Sam stworek nie ingerował w żaden sposób w przebieg wydarzeń i nigdy nie próbował zapobiec nieszczęściu – to już należało do samych zainteresowanych. Powinni oni uprzejmie wypytać opiekuna o szczegóły przepowiedni i działać adekwatnie do sytuacji. Natomiast jeśli ludzie beztrosko ignorowali ostrzeżenia, siedleczko denerwował się i karał niewdzięczników. Duszek przesiadywał zazwyczaj niewidoczny w kątach chaty i należało bardzo uważać by go niechcący nie polać ukropem. Po takim wypadku nieostrożny domownik dostawał bowiem bolesnej, czerwonej wysypki, a wściekły stworek zabierał się do opuszczenia gospodarstwa.

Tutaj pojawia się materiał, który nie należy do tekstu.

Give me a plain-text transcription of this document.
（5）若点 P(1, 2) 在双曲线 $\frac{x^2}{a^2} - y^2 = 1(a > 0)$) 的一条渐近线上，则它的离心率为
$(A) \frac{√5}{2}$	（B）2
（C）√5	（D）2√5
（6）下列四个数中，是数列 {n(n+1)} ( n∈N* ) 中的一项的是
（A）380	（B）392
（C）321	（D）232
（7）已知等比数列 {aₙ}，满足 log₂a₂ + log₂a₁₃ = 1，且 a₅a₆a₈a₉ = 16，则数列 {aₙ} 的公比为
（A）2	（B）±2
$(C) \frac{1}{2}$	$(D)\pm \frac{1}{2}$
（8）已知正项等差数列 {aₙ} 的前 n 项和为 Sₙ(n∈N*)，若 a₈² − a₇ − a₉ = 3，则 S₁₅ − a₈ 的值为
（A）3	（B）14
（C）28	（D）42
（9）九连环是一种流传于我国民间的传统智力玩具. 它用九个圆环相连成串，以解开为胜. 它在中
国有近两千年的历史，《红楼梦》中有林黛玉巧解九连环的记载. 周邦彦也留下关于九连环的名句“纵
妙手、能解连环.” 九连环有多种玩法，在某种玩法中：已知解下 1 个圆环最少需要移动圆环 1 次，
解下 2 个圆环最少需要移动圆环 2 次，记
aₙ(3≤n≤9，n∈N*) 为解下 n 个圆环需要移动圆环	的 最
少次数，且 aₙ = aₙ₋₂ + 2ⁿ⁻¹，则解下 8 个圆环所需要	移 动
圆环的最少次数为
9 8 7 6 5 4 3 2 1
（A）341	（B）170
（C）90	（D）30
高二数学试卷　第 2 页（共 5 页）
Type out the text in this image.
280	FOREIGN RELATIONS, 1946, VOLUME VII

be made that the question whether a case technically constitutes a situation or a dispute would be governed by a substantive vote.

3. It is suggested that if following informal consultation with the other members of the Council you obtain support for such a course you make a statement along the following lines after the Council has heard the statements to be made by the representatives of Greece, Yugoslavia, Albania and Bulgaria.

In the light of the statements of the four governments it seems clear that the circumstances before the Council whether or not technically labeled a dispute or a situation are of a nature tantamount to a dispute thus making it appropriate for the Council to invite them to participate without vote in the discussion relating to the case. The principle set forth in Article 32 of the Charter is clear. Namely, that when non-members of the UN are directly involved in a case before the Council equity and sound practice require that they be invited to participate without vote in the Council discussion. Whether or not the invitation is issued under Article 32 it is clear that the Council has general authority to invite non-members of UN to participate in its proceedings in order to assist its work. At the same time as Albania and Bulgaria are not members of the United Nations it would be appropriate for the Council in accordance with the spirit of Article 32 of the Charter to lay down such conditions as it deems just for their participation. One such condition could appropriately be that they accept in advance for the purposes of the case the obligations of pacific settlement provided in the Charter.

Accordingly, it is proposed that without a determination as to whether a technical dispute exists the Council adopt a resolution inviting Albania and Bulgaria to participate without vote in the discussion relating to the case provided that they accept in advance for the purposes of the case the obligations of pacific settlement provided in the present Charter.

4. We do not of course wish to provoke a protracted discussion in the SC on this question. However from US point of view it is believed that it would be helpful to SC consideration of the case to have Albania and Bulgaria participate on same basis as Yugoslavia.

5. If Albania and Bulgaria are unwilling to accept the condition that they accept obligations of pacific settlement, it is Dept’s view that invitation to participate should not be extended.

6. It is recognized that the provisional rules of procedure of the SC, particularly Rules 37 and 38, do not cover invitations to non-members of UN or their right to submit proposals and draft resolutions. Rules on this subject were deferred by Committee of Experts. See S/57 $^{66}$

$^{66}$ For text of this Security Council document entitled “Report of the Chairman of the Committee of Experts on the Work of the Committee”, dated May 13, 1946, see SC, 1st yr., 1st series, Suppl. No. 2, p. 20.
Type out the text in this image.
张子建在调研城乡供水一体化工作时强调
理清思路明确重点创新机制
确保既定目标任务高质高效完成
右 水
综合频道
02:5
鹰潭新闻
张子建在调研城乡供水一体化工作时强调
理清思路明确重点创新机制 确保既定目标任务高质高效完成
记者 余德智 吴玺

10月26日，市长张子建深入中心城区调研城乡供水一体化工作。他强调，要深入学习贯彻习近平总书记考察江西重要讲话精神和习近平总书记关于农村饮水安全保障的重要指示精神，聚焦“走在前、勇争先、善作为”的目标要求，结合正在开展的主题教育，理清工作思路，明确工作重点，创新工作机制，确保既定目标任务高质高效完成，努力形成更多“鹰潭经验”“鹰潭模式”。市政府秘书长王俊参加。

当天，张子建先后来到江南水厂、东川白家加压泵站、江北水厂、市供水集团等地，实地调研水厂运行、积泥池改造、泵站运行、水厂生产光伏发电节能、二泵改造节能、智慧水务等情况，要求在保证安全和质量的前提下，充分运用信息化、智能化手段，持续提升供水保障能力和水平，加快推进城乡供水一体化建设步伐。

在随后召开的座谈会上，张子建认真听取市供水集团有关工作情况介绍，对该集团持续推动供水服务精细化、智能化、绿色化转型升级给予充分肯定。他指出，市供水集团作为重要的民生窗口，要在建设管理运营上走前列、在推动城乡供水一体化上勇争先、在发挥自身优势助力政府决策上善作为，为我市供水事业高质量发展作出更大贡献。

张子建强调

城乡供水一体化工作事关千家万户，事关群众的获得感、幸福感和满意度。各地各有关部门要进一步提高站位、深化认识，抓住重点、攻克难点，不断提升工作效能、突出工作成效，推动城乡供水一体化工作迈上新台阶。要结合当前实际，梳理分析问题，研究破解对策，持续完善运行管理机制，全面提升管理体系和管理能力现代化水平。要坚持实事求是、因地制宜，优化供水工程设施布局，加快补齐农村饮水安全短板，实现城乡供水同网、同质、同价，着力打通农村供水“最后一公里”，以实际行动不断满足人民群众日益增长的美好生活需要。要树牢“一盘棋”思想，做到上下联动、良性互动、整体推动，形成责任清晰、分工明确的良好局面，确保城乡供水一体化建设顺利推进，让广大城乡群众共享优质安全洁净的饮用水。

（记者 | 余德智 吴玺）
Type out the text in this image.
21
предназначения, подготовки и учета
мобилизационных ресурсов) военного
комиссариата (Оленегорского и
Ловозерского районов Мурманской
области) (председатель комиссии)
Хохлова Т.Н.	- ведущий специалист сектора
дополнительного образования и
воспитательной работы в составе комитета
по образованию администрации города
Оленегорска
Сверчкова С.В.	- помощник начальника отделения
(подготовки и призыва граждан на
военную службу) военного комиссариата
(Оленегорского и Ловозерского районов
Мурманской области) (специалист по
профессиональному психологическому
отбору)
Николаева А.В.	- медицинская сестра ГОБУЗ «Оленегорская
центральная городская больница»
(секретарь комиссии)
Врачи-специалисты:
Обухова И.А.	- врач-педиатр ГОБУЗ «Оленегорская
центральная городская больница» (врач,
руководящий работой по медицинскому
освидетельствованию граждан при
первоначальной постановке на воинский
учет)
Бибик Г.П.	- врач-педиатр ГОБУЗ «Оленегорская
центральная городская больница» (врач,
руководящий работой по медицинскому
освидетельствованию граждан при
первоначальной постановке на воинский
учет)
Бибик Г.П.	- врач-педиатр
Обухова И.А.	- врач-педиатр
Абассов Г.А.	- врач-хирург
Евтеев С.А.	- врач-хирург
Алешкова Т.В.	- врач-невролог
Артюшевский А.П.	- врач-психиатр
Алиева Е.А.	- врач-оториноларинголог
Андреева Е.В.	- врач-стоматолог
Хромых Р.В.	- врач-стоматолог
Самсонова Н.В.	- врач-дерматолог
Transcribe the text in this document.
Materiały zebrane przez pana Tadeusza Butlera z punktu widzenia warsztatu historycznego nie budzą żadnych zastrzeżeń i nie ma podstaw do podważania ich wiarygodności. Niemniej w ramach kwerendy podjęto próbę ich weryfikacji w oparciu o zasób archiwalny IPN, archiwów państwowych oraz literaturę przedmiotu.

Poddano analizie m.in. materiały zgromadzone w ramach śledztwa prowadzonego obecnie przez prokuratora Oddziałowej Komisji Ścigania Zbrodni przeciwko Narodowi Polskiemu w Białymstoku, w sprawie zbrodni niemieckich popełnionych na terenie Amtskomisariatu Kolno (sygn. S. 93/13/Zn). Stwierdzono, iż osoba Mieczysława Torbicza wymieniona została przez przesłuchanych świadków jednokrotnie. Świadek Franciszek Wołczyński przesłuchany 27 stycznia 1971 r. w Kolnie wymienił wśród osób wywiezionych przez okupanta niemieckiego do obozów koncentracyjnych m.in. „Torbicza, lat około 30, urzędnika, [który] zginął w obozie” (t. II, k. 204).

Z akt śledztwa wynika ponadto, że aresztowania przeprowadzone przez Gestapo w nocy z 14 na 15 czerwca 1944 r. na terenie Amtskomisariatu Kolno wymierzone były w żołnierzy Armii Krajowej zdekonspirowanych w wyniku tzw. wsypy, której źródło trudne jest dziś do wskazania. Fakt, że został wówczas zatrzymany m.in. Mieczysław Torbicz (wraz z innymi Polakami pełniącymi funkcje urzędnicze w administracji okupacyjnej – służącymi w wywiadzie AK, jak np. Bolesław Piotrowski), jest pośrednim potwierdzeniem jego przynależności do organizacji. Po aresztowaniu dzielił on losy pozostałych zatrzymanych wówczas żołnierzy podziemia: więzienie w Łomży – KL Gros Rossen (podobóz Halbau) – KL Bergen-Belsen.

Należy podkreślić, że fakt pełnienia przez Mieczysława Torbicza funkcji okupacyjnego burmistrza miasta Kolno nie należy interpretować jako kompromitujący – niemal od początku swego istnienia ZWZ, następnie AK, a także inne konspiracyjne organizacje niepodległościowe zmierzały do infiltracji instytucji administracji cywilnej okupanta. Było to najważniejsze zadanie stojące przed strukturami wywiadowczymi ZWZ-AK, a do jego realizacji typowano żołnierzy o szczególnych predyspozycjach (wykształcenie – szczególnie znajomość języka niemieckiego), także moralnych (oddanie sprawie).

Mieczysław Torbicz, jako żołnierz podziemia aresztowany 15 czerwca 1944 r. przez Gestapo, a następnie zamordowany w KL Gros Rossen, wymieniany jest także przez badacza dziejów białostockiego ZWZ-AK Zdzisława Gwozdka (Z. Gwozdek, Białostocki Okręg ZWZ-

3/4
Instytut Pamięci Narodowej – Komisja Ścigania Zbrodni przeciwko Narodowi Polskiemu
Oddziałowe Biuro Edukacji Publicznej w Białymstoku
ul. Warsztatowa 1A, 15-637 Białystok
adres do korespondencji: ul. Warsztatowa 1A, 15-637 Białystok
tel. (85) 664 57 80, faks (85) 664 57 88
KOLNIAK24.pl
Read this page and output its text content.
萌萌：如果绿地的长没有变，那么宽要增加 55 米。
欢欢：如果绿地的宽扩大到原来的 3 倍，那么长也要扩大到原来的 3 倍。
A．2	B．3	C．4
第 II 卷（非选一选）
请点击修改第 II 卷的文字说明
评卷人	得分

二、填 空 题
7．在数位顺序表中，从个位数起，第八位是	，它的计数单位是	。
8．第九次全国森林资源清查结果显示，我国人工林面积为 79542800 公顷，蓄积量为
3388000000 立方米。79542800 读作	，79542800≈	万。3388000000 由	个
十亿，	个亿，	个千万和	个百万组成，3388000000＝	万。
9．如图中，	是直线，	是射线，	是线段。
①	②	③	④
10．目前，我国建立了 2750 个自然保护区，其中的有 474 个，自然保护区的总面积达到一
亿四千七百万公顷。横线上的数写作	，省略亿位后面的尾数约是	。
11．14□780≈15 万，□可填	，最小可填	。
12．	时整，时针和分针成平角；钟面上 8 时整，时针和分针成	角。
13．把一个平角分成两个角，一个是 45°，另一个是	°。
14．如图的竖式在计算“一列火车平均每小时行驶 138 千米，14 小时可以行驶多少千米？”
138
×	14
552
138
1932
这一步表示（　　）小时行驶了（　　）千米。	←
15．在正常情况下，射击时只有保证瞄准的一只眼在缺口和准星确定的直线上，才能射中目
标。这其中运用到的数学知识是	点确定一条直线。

Aby temu zapobiec gospodynie smarowały komin (przez który stwór opuścić miał chatę) świeżym masłem. Wymawiały przy tym stosowne zaklęcie:
„Boże siedleczko, ja cię namaszczam, uzdrów mnie, kiedyś mnie sparzyło”.
Miało to skutecznie zatrzymać duszka i cofnąć zadaną przez niego chorobę.